$1 MILLION (Prize amount to be confirmed. Announcement expected for next year)
Interplanetary Internet is a conceived computer network in space, consisting of a set of network nodes that can communicate with each other.
These nodes are the planet’s orbiters (satellites) and landers (e.g., Curiosity Rover, robots), and the earth ground stations. For example, the orbiters collect the scientific data from the Curiosity rover on Mars through near-Mars communication links, transmit the data to Earth through direct links from the Mars orbiters to the Earth ground stations, and finally the data can be routed through Earth’s internal internet.
Interplanetary communication is greatly delayed by interplanetary distances, so a new set of protocols and technology that are tolerant to large delays and errors are required. The interplanetary Internet is a store and forward network of internets that is often disconnected, has a wireless backbone fraught with error-prone links and delays ranging from tens of minutes to even hours, even when there is a connection.
In the core implementation of Interplanetary Internet, satellites orbiting a planet communicate to other planet’s satellites.

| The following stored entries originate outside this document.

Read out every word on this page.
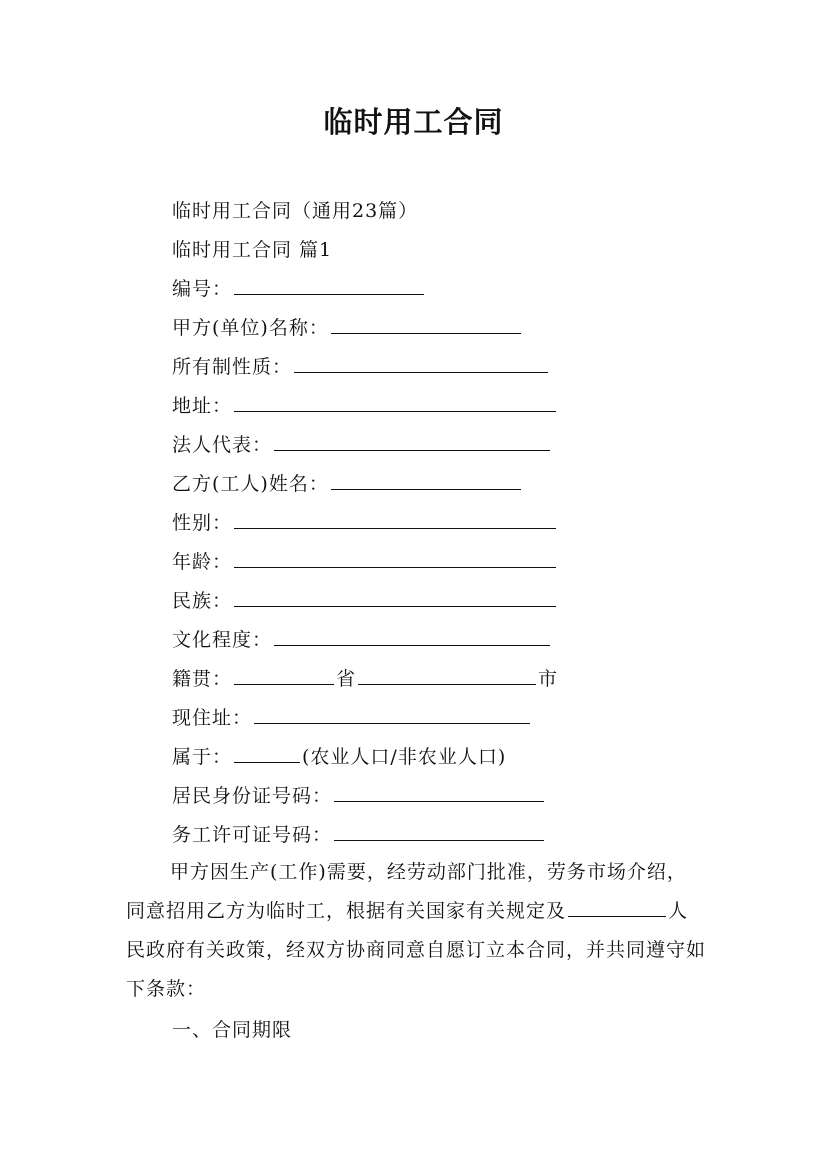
临时用工合同
临时用工合同（通用23篇）
临时用工合同 篇1
编号：
甲方(单位)名称：
所有制性质：
地址：
法人代表：
乙方(工人)姓名：
性别：
年龄：
民族：
文化程度：
籍贯：	省	市
现住址：
属于：	(农业人口/非农业人口)
居民身份证号码：
务工许可证号码：
甲方因生产(工作)需要，经劳动部门批准，劳务市场介绍，同意招用乙方为临时工，根据有关国家有关规定及	人民政府有关政策，经双方协商同意自愿订立本合同，并共同遵守如下条款：
一、合同期限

Simultaneously, these planets revolve around the Sun with long distances, and thus many challenges face the communications. The reasons and the resultant challenges are:
-The motion and long distances between planets;
-Low embeddable payload;
-Absence of fixed infrastructure.
The Interplanetary Internet design must address these challenges to operate successfully and achieve good communication with other planets. It also must use the few available resources efficiently in the system.